For the majority of this country's existence, Social Security didn't exist. Neither did the welfare state. Charity and churches did just fine with handling poverty.
When people voluntarily share resources, that's great. When it's coerced by government, it's tyranny.
Your posts are tremendously articulate and I can tell that you are very well versed in the economic model you believe is best.
You are, however, apparently willing to accept a certain level of dire, life-threatening poverty which I, and I believe most people of good will, Christian and non-Christian, would be unwilling to accept.
Is it not naive to say "charity and churches did just fine with handling poverty" when 700 million people in the world live on less than $1.90 a day?
Is it not naive to say that even in the U.S. when:
34 million, including 9 million children, are food insecure, and 54% of Americans visited a food pantry for assistance last year?
Hunger in America | Feeding America
Almost 600,000 are homeless, and the problem is growing.
Homeless in America
19% of Americans have been contacted by collection agencies due to inability to pay medical bills, and 50% of bankruptcies are due to medical bills.
What church do you attend? We have a "society of downtown churches" that are organized to help people. In the case of utilities, for example, they run out of cash by the first week of the month.
Do you know why churches and charities "did just fine" in previous centuries?
Because ignorance is bliss! We lacked the sophisticated communications we have today, so we just didn't know!

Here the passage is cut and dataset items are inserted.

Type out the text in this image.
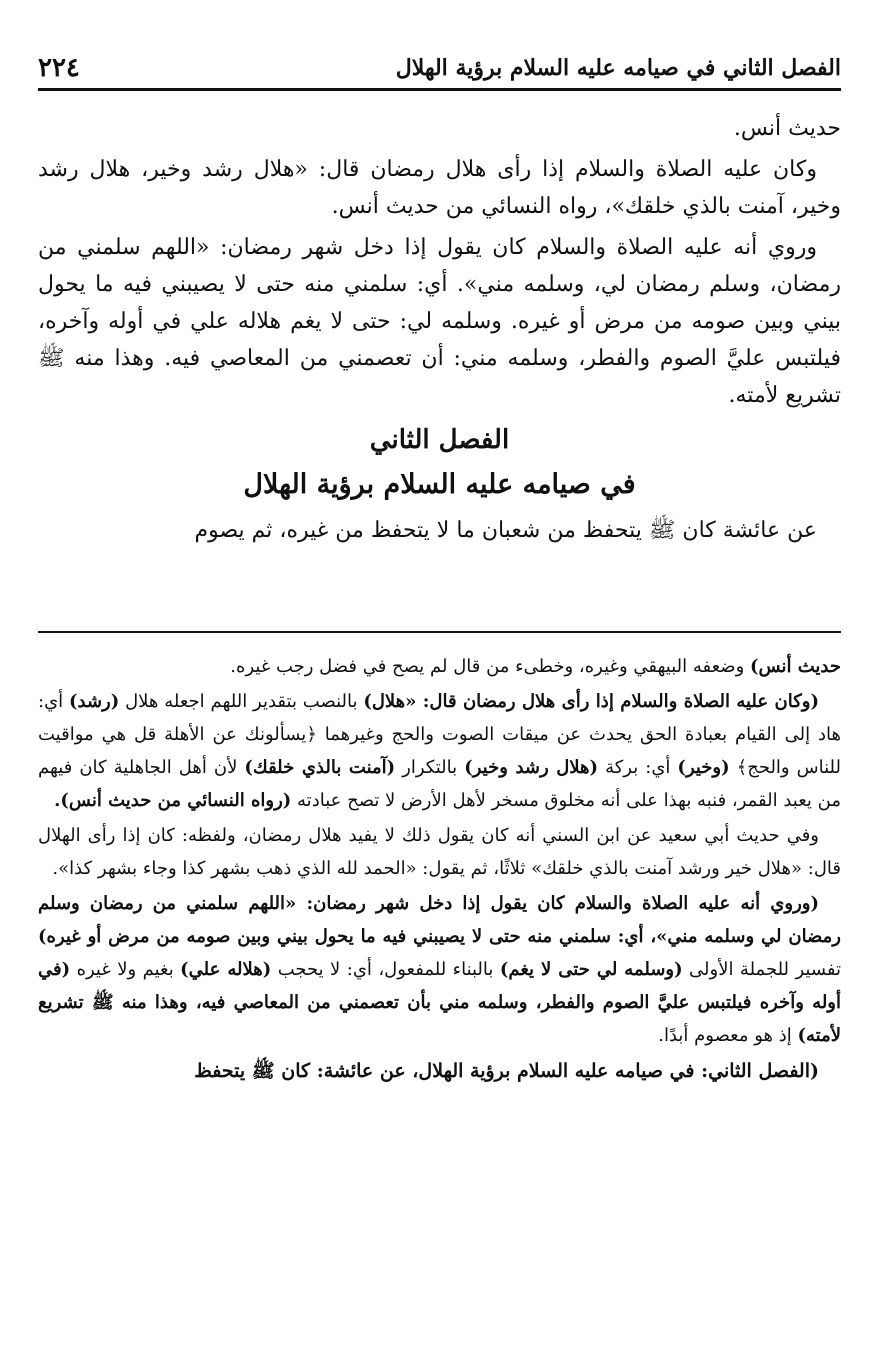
الفصل الثاني في صيامه عليه السلام برؤية الهلال
٢٢٤

حديث أنس.

وكان عليه الصلاة والسلام إذا رأى هلال رمضان قال: «هلال رشد وخير، هلال رشد وخير، آمنت بالذي خلقك»، رواه النسائي من حديث أنس.

وروي أنه عليه الصلاة والسلام كان يقول إذا دخل شهر رمضان: «اللهم سلمني من رمضان، وسلم رمضان لي، وسلمه مني». أي: سلمني منه حتى لا يصيبني فيه ما يحول بيني وبين صومه من مرض أو غيره. وسلمه لي: حتى لا يغم هلاله علي في أوله وآخره، فيلتبس عليَّ الصوم والفطر، وسلمه مني: أن تعصمني من المعاصي فيه. وهذا منه ﷺ تشريع لأمته.

الفصل الثاني
في صيامه عليه السلام برؤية الهلال

عن عائشة كان ﷺ يتحفظ من شعبان ما لا يتحفظ من غيره، ثم يصوم

حديث أنس) وضعفه البيهقي وغيره، وخطىء من قال لم يصح في فضل رجب غيره.

(وكان عليه الصلاة والسلام إذا رأى هلال رمضان قال: «هلال) بالنصب بتقدير اللهم اجعله هلال (رشد) أي: هاد إلى القيام بعبادة الحق يحدث عن ميقات الصوت والحج وغيرهما ﴿يسألونك عن الأهلة قل هي مواقيت للناس والحج﴾ (وخير) أي: بركة (هلال رشد وخير) بالتكرار (آمنت بالذي خلقك) لأن أهل الجاهلية كان فيهم من يعبد القمر، فنبه بهذا على أنه مخلوق مسخر لأهل الأرض لا تصح عبادته (رواه النسائي من حديث أنس).

وفي حديث أبي سعيد عن ابن السني أنه كان يقول ذلك لا يفيد هلال رمضان، ولفظه: كان إذا رأى الهلال قال: «هلال خير ورشد آمنت بالذي خلقك» ثلاثًا، ثم يقول: «الحمد لله الذي ذهب بشهر كذا وجاء بشهر كذا».

(وروي أنه عليه الصلاة والسلام كان يقول إذا دخل شهر رمضان: «اللهم سلمني من رمضان وسلم رمضان لي وسلمه مني»، أي: سلمني منه حتى لا يصيبني فيه ما يحول بيني وبين صومه من مرض أو غيره) تفسير للجملة الأولى (وسلمه لي حتى لا يغم) بالبناء للمفعول، أي: لا يحجب (هلاله علي) بغيم ولا غيره (في أوله وآخره فيلتبس عليَّ الصوم والفطر، وسلمه مني بأن تعصمني من المعاصي فيه، وهذا منه ﷺ تشريع لأمته) إذ هو معصوم أبدًا.

(الفصل الثاني: في صيامه عليه السلام برؤية الهلال، عن عائشة: كان ﷺ يتحفظ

For the first 70 or 80 years of our nation's history, for example, we had slavery. Where were the churches and charities in the South then?

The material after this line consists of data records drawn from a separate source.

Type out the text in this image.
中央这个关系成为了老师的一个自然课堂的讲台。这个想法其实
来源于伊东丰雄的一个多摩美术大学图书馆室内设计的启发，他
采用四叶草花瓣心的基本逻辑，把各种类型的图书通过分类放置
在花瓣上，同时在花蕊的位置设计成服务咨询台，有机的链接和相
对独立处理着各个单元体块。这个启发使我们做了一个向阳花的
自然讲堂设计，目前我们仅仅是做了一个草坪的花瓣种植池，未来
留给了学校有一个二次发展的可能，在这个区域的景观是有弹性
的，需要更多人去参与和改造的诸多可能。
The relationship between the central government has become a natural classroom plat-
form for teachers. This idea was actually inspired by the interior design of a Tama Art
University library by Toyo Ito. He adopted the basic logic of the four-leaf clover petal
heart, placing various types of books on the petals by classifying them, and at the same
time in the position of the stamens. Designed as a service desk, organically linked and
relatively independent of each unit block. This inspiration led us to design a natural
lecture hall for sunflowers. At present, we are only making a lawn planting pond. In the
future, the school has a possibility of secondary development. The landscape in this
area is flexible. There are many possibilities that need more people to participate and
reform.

I am old enough to remember my parents' stories about the depression. My mother always told a story about how she was accepted into a free NYC university and went because she couldn't get a job. When she graduated, she and her family walked to the graduation ceremony to save the nickel the subway would have cost so that they could buy ice cream cones--for the first time in years.

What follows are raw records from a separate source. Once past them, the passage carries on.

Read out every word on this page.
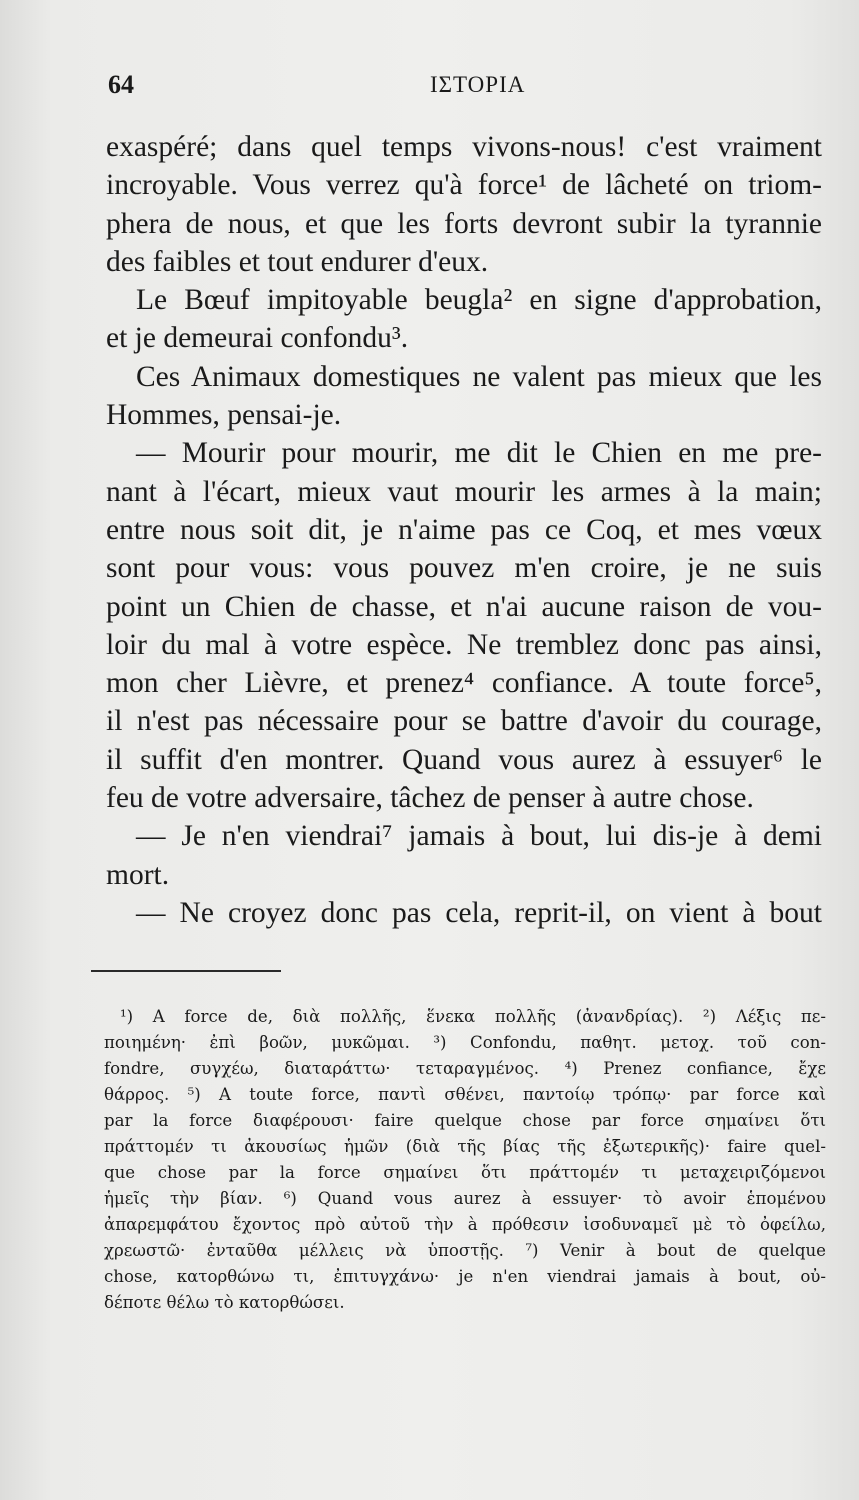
64	ΙΣΤΟΡΙΑ
exaspéré; dans quel temps vivons-nous! c'est vraiment
incroyable. Vous verrez qu'à force¹ de lâcheté on triom-
phera de nous, et que les forts devront subir la tyrannie
des faibles et tout endurer d'eux.
Le Bœuf impitoyable beugla² en signe d'approbation,
et je demeurai confondu³.
Ces Animaux domestiques ne valent pas mieux que les
Hommes, pensai-je.
— Mourir pour mourir, me dit le Chien en me pre-
nant à l'écart, mieux vaut mourir les armes à la main;
entre nous soit dit, je n'aime pas ce Coq, et mes vœux
sont pour vous: vous pouvez m'en croire, je ne suis
point un Chien de chasse, et n'ai aucune raison de vou-
loir du mal à votre espèce. Ne tremblez donc pas ainsi,
mon cher Lièvre, et prenez⁴ confiance. A toute force⁵,
il n'est pas nécessaire pour se battre d'avoir du courage,
il suffit d'en montrer. Quand vous aurez à essuyer⁶ le
feu de votre adversaire, tâchez de penser à autre chose.
— Je n'en viendrai⁷ jamais à bout, lui dis-je à demi
mort.
— Ne croyez donc pas cela, reprit-il, on vient à bout
¹) Α force de, διὰ πολλῆς, ἕνεκα πολλῆς (ἀνανδρίας). ²) Λέξις πε-
ποιημένη· ἐπὶ βοῶν, μυκῶμαι. ³) Confondu, παθητ. μετοχ. τοῦ con-
fondre, συγχέω, διαταράττω· τεταραγμένος. ⁴) Prenez confiance, ἔχε
θάρρος. ⁵) A toute force, παντὶ σθένει, παντοίῳ τρόπῳ· par force καὶ
par la force διαφέρουσι· faire quelque chose par force σημαίνει ὅτι
πράττομέν τι ἀκουσίως ἡμῶν (διὰ τῆς βίας τῆς ἐξωτερικῆς)· faire quel-
que chose par la force σημαίνει ὅτι πράττομέν τι μεταχειριζόμενοι
ἡμεῖς τὴν βίαν. ⁶) Quand vous aurez à essuyer· τὸ avoir ἑπομένου
ἀπαρεμφάτου ἔχοντος πρὸ αὐτοῦ τὴν à πρόθεσιν ἰσοδυναμεῖ μὲ τὸ ὀφείλω,
χρεωστῶ· ἐνταῦθα μέλλεις νὰ ὑποστῇς. ⁷) Venir à bout de quelque
chose, κατορθώνω τι, ἐπιτυγχάνω· je n'en viendrai jamais à bout, οὐ-
δέποτε θέλω τὸ κατορθώσει.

My grandpa was an immigrant who married late in life. His successful brother (until he lost it all in the depression) gave him a small railroad apartment house he managed, and he had three tenants. During the depression, none could pay rent, but he let them stay because they were his friends and he said, "no one else could be a paying renter either." There was a huge Catholic church across the street, and they were faithful parishioners, but they weren't "helping" because too many people needed help, and too few people had enough money to contribute.
Now it is virtually impossible not to see the poverty all around us. The world is crying for help, and immigrants and refugees are beating down doors in every prosperous nation in the world.
Your economic model doesn't work.
Your idea that charities and churches were sufficient is untrue.
The 1% wealthiest own 50% of the world's wealth. Shrugging your shoulders and turning your back isn't enough.
en.wikipedia.org
You are not convincing most of us (thank God!), however articulate you may be.
Color me "too kind to be convinced and too aware to turn my back."